Recognizing that growth will be reduced, and prices are declining, it’s time to run an efficient ship. Lean will help you to optimize your processes and start negotiating prices with suppliers.

The Decline phase

Every product has an end. When the market is in decline, it means interest is fading and customers typically are moving on to the next big thing. Consider the fax machine.. With email, the interest in faxing has started declining and this interest will not come back.

decline

What should the product manager do in a declining market?

Stop investing in your product. The biggest risk is that you are spending valuable resource time on maintenance and you will not easily recover this investment. Every product costs money to keep it in the catalog. From mindshare, to insurance, costs to maintain an accreditation, machines that need to keep running, etc.

The most important decision for the product manager in this phase is to know when to retire the product. Are you still making money from the product, how rapidly is the decline, are resources spending time on the product and not working on fast growing products? It’s a tough choice, but retiring products is just as important as launching products.

From a pricing perspective, there could be an opportunity to increase prices slightly again as well during the last phase of the cycle. If everyone’s retracting from the market, and some customers are still hooked, they are willing to spend a bit more money on it. They would typically not worry too much about pricing anymore either – so something up for consideration.

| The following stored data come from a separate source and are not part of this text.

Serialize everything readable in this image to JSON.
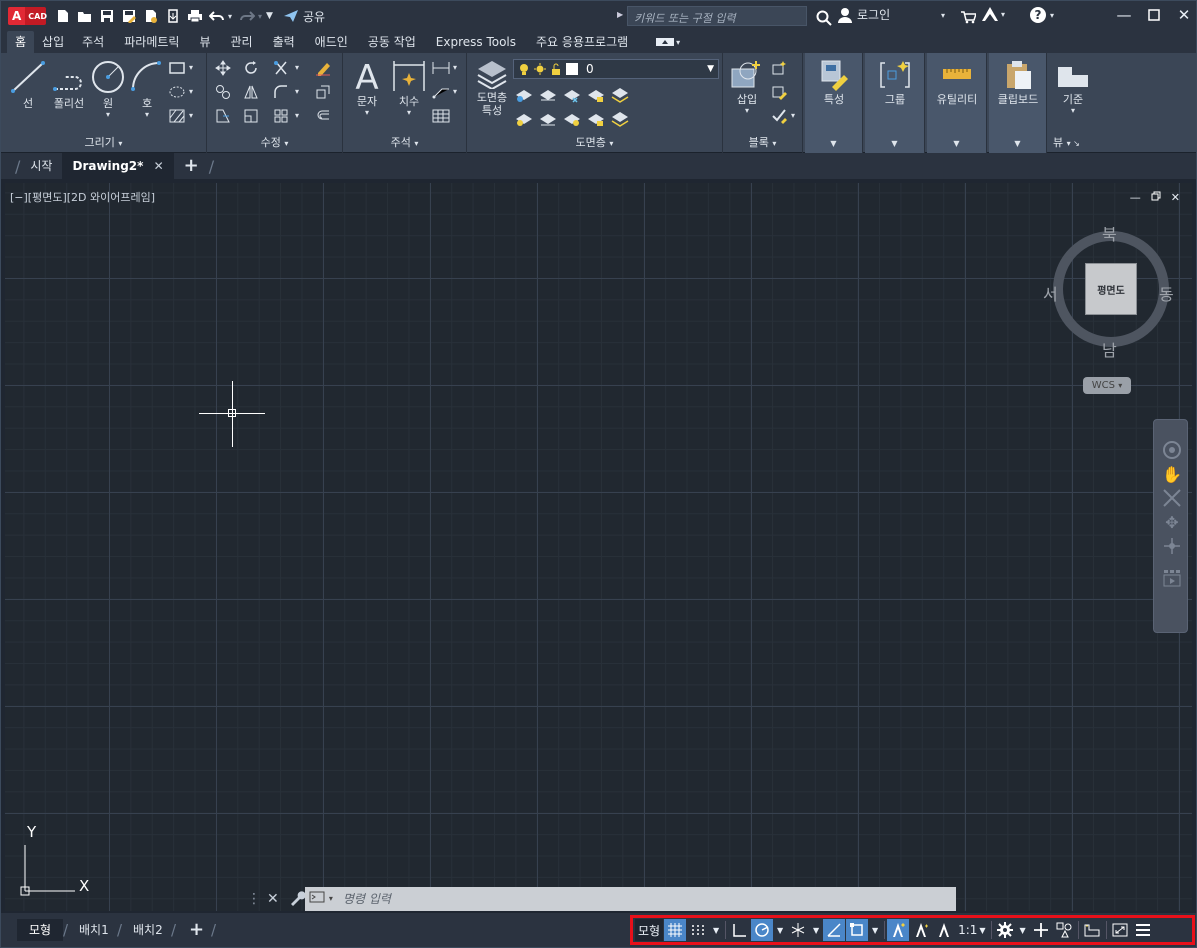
{
  "app": {
    "logo_letter": "A",
    "logo_text": "CAD"
  },
  "titlebar": {
    "share_label": "공유",
    "search_placeholder": "키워드 또는 구절 입력",
    "login_label": "로그인"
  },
  "ribbon_tabs": [
    "홈",
    "삽입",
    "주석",
    "파라메트릭",
    "뷰",
    "관리",
    "출력",
    "애드인",
    "공동 작업",
    "Express Tools",
    "주요 응용프로그램"
  ],
  "ribbon": {
    "draw": {
      "title": "그리기",
      "line": "선",
      "polyline": "폴리선",
      "circle": "원",
      "arc": "호"
    },
    "modify": {
      "title": "수정"
    },
    "annotation": {
      "title": "주석",
      "text": "문자",
      "dimension": "치수"
    },
    "layers": {
      "title": "도면층",
      "props_line1": "도면층",
      "props_line2": "특성",
      "current_layer": "0"
    },
    "block": {
      "title": "블록",
      "insert": "삽입"
    },
    "properties": {
      "label": "특성"
    },
    "groups": {
      "label": "그룹"
    },
    "utilities": {
      "label": "유틸리티"
    },
    "clipboard": {
      "label": "클립보드"
    },
    "view": {
      "base": "기준",
      "title": "뷰"
    }
  },
  "doc_tabs": {
    "start": "시작",
    "drawing": "Drawing2*"
  },
  "viewport": {
    "label": "[−][평면도][2D 와이어프레임]"
  },
  "viewcube": {
    "face": "평면도",
    "north": "북",
    "south": "남",
    "east": "동",
    "west": "서",
    "wcs": "WCS"
  },
  "ucs": {
    "x": "X",
    "y": "Y"
  },
  "command": {
    "placeholder": "명령 입력"
  },
  "layout_tabs": {
    "model": "모형",
    "layout1": "배치1",
    "layout2": "배치2"
  },
  "status": {
    "model": "모형",
    "scale": "1:1"
  },
  "colors": {
    "accent": "#4a86c8",
    "highlight_border": "#e8101a",
    "logo_red": "#c21a24"
  }
}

It’s a rocky ride, but try to enjoy it as much as you can

If you are fortunate to see a product all the way from inception through to retirement you will have learned lot. The ride is amazing, and every phase has remarkable characteristics. The challenge is to actually be conscious about where you are in the lifecycle. Often the ride itself is taking up all your energy that you are not aware of the phases and the smart thing to do. Step into your helicopter every now and then to oversee the landscape and reflect on where you are, it will help you a lot.